Lorsqu'elle est devenue une jeune adulte, Taylor a parcouru le même chemin que des millions d'autres Noirs américains, quittant le Sud pour un lieu réputé plus équitable. Taylor a atterri dans la région de la baie pendant le boom de la construction navale de la Seconde Guerre mondiale. Mais alors que la Californie était souvent décrite comme un endroit plein d'opportunités et relativement exempt de préjugés, la réalité n'était souvent pas à la hauteur de cette vision rêveuse. Taylor s'est retrouvée dans un immeuble infesté de rats à West Oakland. Elle a été arrêtée à plusieurs reprises au milieu des années 1940 pour des délits liés à la prostitution.
En Californie, comme dans l'Arkansas, Taylor cachait son identité raciale. En mars 1948 – six mois avant que la Cour suprême de Californie ne déclare inconstitutionnelle l'interdiction du métissage imposée par l'État – elle épousa un homme d'ascendance allemande. Leur licence de mariage identifiait Taylor comme hawaïenne, une fiction qui lui permettait de tenir compte de la couleur de sa peau tout en se conformant aux paramètres du gouvernement en matière de blancheur.
Ce mariage ne durerait pas, pas plus que son séjour en Californie. Elle a finalement déménagé à Chicago, réussissant à se fondre pendant un certain temps tout en vivant dans le quartier à prédominance blanche de Lincoln Park. Mais en 1964, Taylor a choisi de poursuivre un pari bizarre et risqué, affirmant qu'elle était la fille d'un pivot du jeu noir et l'héritière légitime de sa fortune substantielle. Taylor n'a pas assumé cette nouvelle identité si habilement. Les documents qu'elle a présentés pour affirmer son héritage étaient manifestement des faux. Plus douloureusem*nt, ses parents blancs sont venus de l'Alabama, de l'Arkansas, du Tennessee et du Texas pour dire à un juge du tribunal des successions que Taylor était un menteur.
La famille de Linda Taylor était moins motivée par un désir ardent de dire la vérité que par une impulsion à enterrer un secret inconfortable. L'oncle de Taylor a affirmé de manière improbable que son père était portugais. La mère de Taylor a également nié avoir donné naissance à sa propre fille, témoignant que l'enfant avait été laissé à sa porte à l'âge de 3 mois.
C'était une histoire risible.

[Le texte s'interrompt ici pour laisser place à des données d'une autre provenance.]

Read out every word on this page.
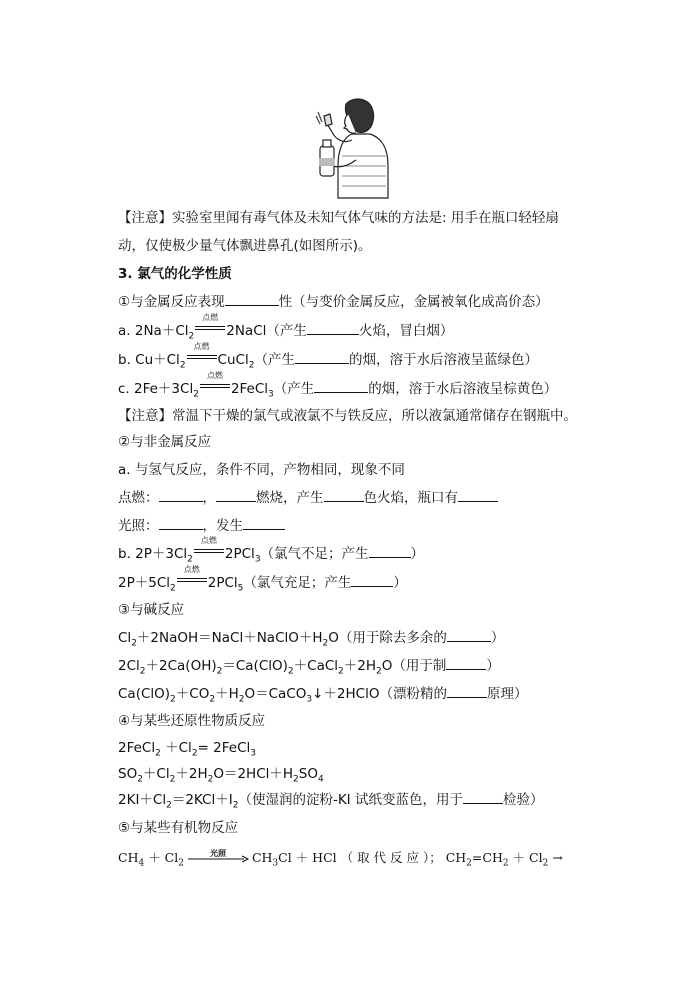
【注意】实验室里闻有毒气体及未知气体气味的方法是: 用手在瓶口轻轻扇
动，仅使极少量气体飘进鼻孔(如图所示)。
3. 氯气的化学性质
①与金属反应表现	性（与变价金属反应，金属被氧化成高价态）
a. $2Na+Cl_2$
点燃
2NaCl（产生	火焰，冒白烟）
b. $Cu+Cl_2$
点燃
CuCl$_2$（产生	的烟，溶于水后溶液呈蓝绿色）
c. $2Fe+3Cl_2$
点燃
2FeCl$_3$（产生	的烟，溶于水后溶液呈棕黄色）
【注意】常温下干燥的氯气或液氯不与铁反应，所以液氯通常储存在钢瓶中。
②与非金属反应
a. 与氢气反应，条件不同，产物相同，现象不同
点燃：	，	燃烧，产生	色火焰，瓶口有
光照：	，发生
b. $2P+3Cl_2$
点燃
2PCl$_3$（氯气不足；产生	）
$2P+5Cl_2$
点燃
2PCl$_5$（氯气充足；产生	）
③与碱反应
$Cl_2+2NaOH=NaCl+NaClO+H_2O$（用于除去多余的	）
$2Cl_2+2Ca(OH)_2=Ca(ClO)_2+CaCl_2+2H_2O$（用于制	）
$Ca(ClO)_2+CO_2+H_2O=CaCO_3↓+2HClO$（漂粉精的	原理）
④与某些还原性物质反应
2FeCl$_2$ $+Cl_2=$ 2FeCl$_3$
$SO_2+Cl_2+2H_2O=2HCl+H_2SO_4$
$2KI+Cl_2=2KCl+I_2$（使湿润的淀粉-KI 试纸变蓝色，用于	检验）
⑤与某些有机物反应
$CH_4 + Cl_2$
光照	$CH_3Cl$ ＋ HCl （ 取 代 反 应 ）； $CH_2=CH_2 + Cl_2$ →
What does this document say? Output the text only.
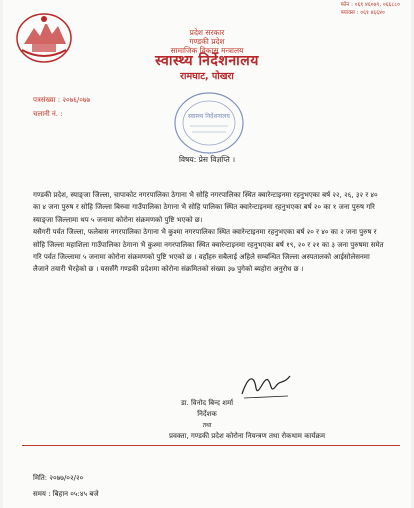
फोन : ०६१ ४६०७९, ०६६८८०
फ्याक्स : ०६१ ४६६४०
प्रदेश सरकार
गण्डकी प्रदेश
सामाजिक विकास मन्त्रालय
स्वास्थ्य निर्देशनालय
रामघाट, पोखरा
पत्रसंख्या : २०७६/०७७
चलानी नं. :	स्वास्थ्य निर्देशनालय
विषय: प्रेस विज्ञप्ति ।

गण्डकी प्रदेश, स्याङ्जा जिल्ला, चापाकोट नगरपालिका ठेगाना भै सोहि नगरपालिका स्थित क्वारेन्टाइनमा रहनुभएका बर्ष २२, २६, ३२ र ४० का ४ जना पुरुष र सोहि जिल्ला बिरुवा गाउँपालिका ठेगाना भै सोहि पालिका स्थित क्वारेन्टाइनमा रहनुभएका बर्ष २० का १ जना पुरुष गरि स्याङ्जा जिल्लामा थप ५ जनामा कोरोना संक्रमणको पुष्टि भएको छ।

यसैगरी पर्वत जिल्ला, फलेबास नगरपालिका ठेगाना भै कुश्मा नगरपालिका स्थित क्वारेन्टाइनमा रहनुभएका बर्ष २० र ४० का २ जना पुरुष र सोहि जिल्ला महाशिला गाउँपालिका ठेगाना भै कुश्मा नगरपालिका स्थित क्वारेन्टाइनमा रहनुभएका बर्ष १९, २० र २१ का ३ जना पुरुषमा समेत गरि पर्वत जिल्लामा ५ जनामा कोरोना संक्रमणको पुष्टि भएको छ । वहाँहरु सबैलाई अहिले सम्बन्धित जिल्ला अस्पतालको आईसोलेसनमा लैजाने तयारी भैरहेको छ । यससँगै गण्डकी प्रदेशमा कोरोना संक्रमितको संख्या ३७ पुगेको ब्यहोरा अनुरोध छ ।

डा. विनोद बिन्द शर्मा
निर्देशक
तथा
प्रवक्ता, गण्डकी प्रदेश कोरोना नियन्त्रण तथा रोकथाम कार्यक्रम
मिति: २०७७/०२/२०
समय : बिहान ०५:४५ बजे
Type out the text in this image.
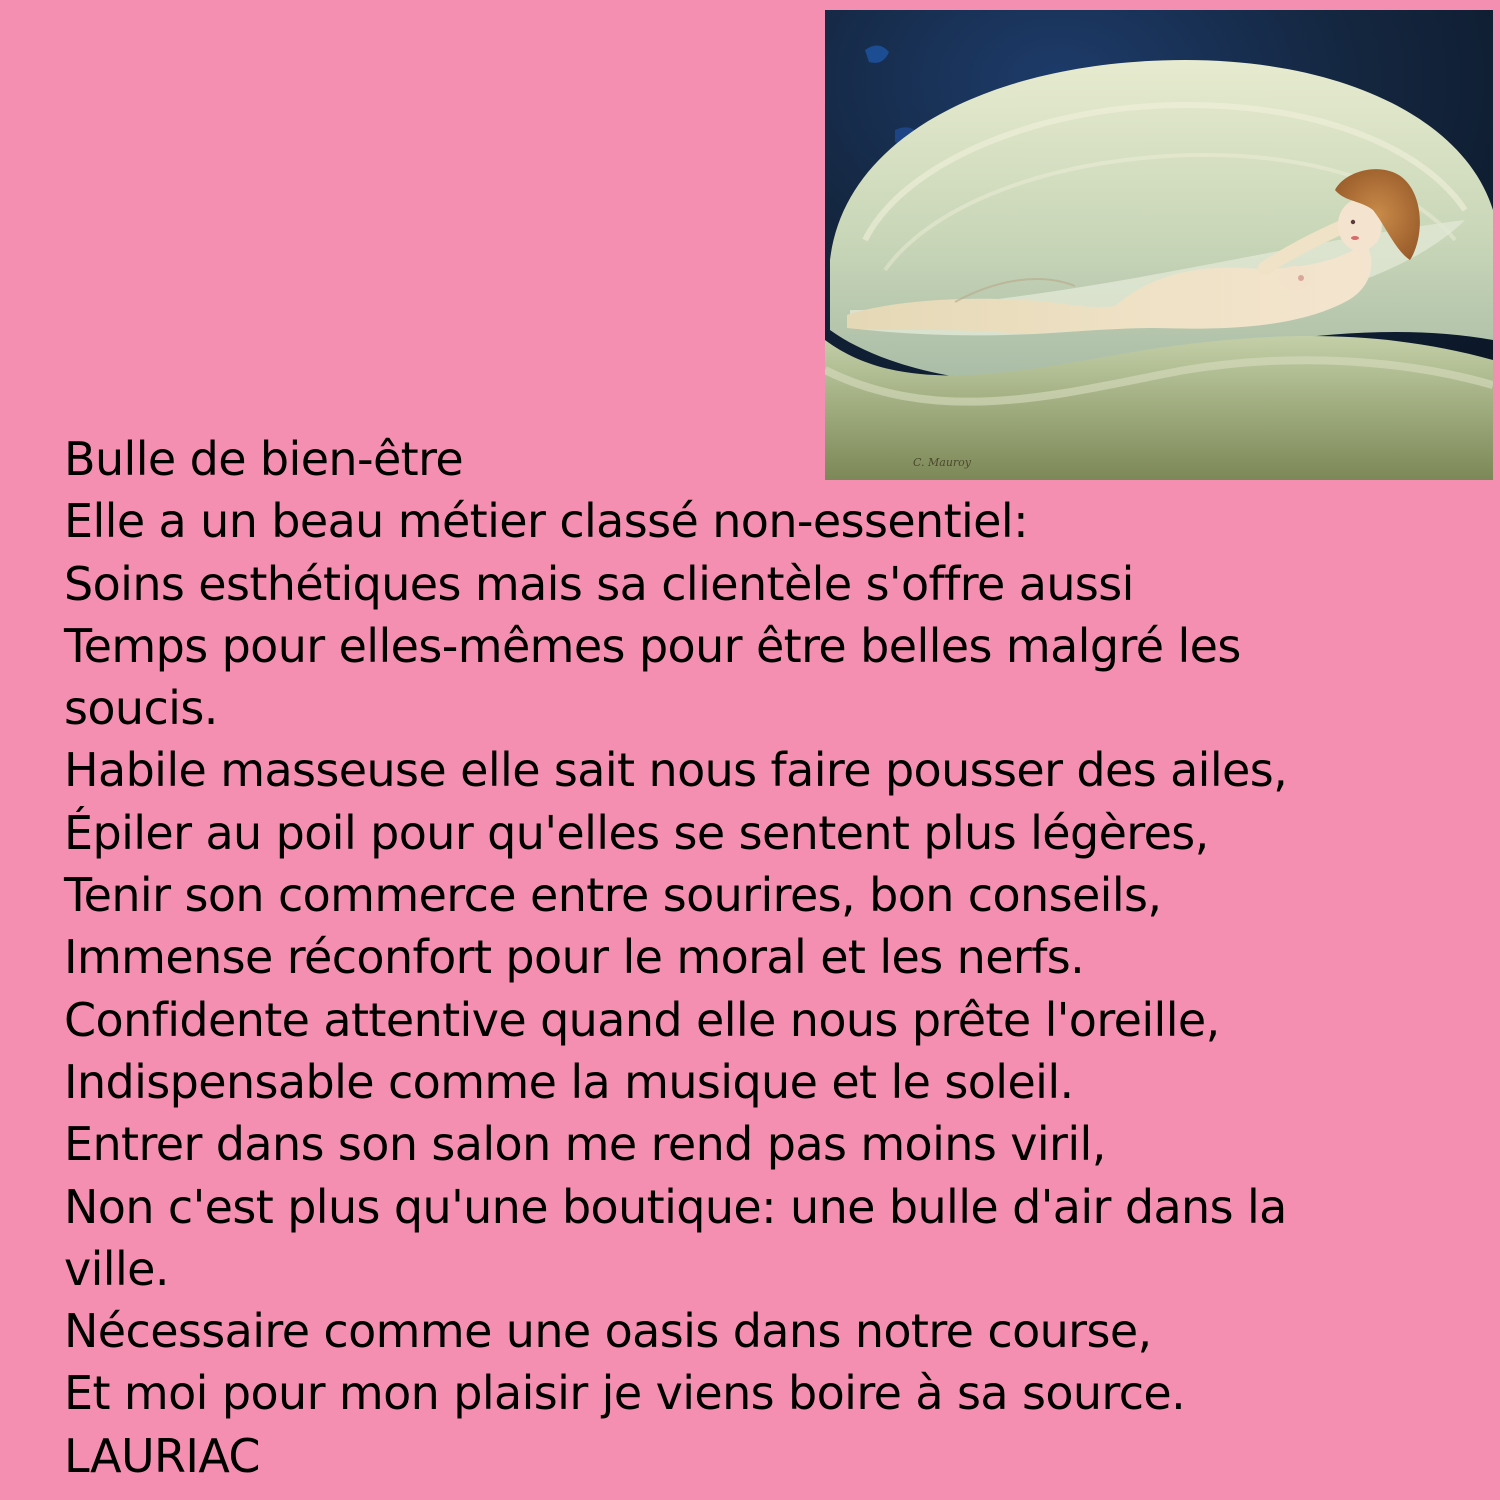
C. Mauroy
Bulle de bien-être
Elle a un beau métier classé non-essentiel:
Soins esthétiques mais sa clientèle s'offre aussi
Temps pour elles-mêmes pour être belles malgré les
soucis.
Habile masseuse elle sait nous faire pousser des ailes,
Épiler au poil pour qu'elles se sentent plus légères,
Tenir son commerce entre sourires, bon conseils,
Immense réconfort pour le moral et les nerfs.
Confidente attentive quand elle nous prête l'oreille,
Indispensable comme la musique et le soleil.
Entrer dans son salon me rend pas moins viril,
Non c'est plus qu'une boutique: une bulle d'air dans la
ville.
Nécessaire comme une oasis dans notre course,
Et moi pour mon plaisir je viens boire à sa source.
LAURIAC
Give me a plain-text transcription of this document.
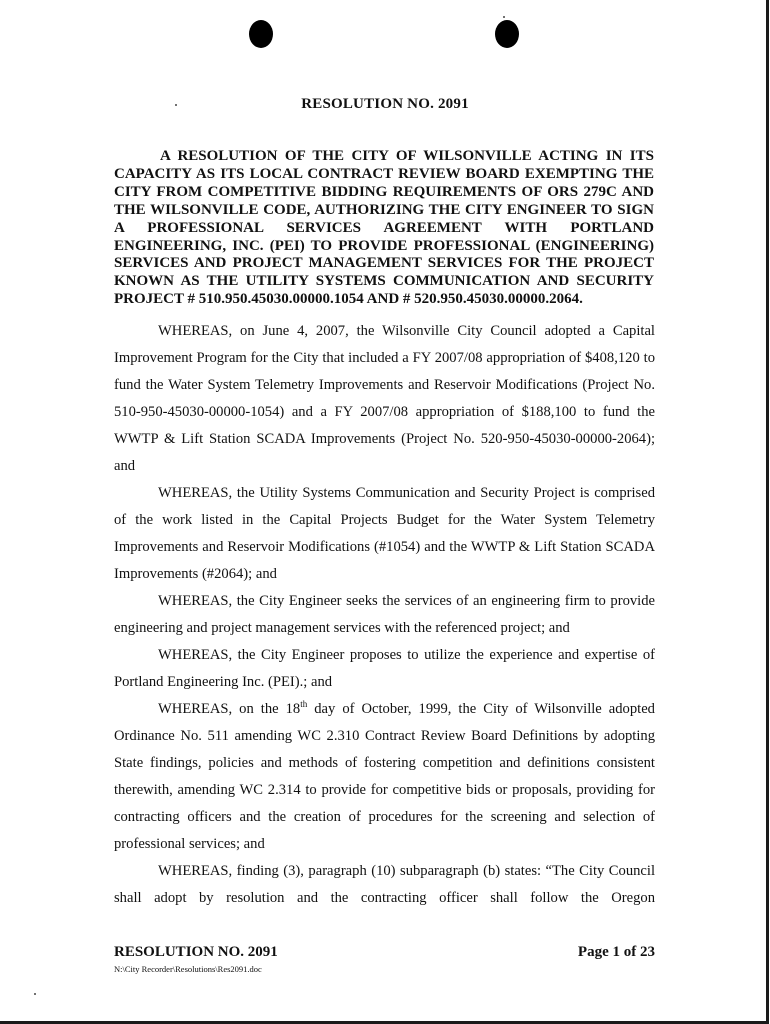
RESOLUTION NO. 2091

A RESOLUTION OF THE CITY OF WILSONVILLE ACTING IN ITS CAPACITY AS ITS LOCAL CONTRACT REVIEW BOARD EXEMPTING THE CITY FROM COMPETITIVE BIDDING REQUIREMENTS OF ORS 279C AND THE WILSONVILLE CODE, AUTHORIZING THE CITY ENGINEER TO SIGN A PROFESSIONAL SERVICES AGREEMENT WITH PORTLAND ENGINEERING, INC. (PEI) TO PROVIDE PROFESSIONAL (ENGINEERING) SERVICES AND PROJECT MANAGEMENT SERVICES FOR THE PROJECT KNOWN AS THE UTILITY SYSTEMS COMMUNICATION AND SECURITY PROJECT # 510.950.45030.00000.1054 AND # 520.950.45030.00000.2064.

WHEREAS, on June 4, 2007, the Wilsonville City Council adopted a Capital Improvement Program for the City that included a FY 2007/08 appropriation of $408,120 to fund the Water System Telemetry Improvements and Reservoir Modifications (Project No. 510-950-45030-00000-1054) and a FY 2007/08 appropriation of $188,100 to fund the WWTP & Lift Station SCADA Improvements (Project No. 520-950-45030-00000-2064); and

WHEREAS, the Utility Systems Communication and Security Project is comprised of the work listed in the Capital Projects Budget for the Water System Telemetry Improvements and Reservoir Modifications (#1054) and the WWTP & Lift Station SCADA Improvements (#2064); and

WHEREAS, the City Engineer seeks the services of an engineering firm to provide engineering and project management services with the referenced project; and

WHEREAS, the City Engineer proposes to utilize the experience and expertise of Portland Engineering Inc. (PEI).; and

WHEREAS, on the 18th day of October, 1999, the City of Wilsonville adopted Ordinance No. 511 amending WC 2.310 Contract Review Board Definitions by adopting State findings, policies and methods of fostering competition and definitions consistent therewith, amending WC 2.314 to provide for competitive bids or proposals, providing for contracting officers and the creation of procedures for the screening and selection of professional services; and

WHEREAS, finding (3), paragraph (10) subparagraph (b) states: “The City Council shall adopt by resolution and the contracting officer shall follow the Oregon

RESOLUTION NO. 2091	Page 1 of 23
N:\City Recorder\Resolutions\Res2091.doc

C'était aussi pitoyable, la confirmation que Taylor n'avait jamais été recherché. Le juge dans cette affaire d'héritage a statué, à juste titre, que Taylor n'avait aucun droit sur la succession du pivot du jeu. À ce moment-là, m'a dit l'un de ses fils, Taylor a décidé qu'elle en avait fini avec les Blancs - qu'ils n'avaient rien fait d'autre que l'abandonner et la maltraiter. Taylor a quitté Lincoln Park et a déménagé dans une partie du côté sud de Chicago qui était essentiellement entièrement noire. C'est là qu'elle vivait dans les années 1970, lorsqu'elle a été baptisée la reine du bien-être.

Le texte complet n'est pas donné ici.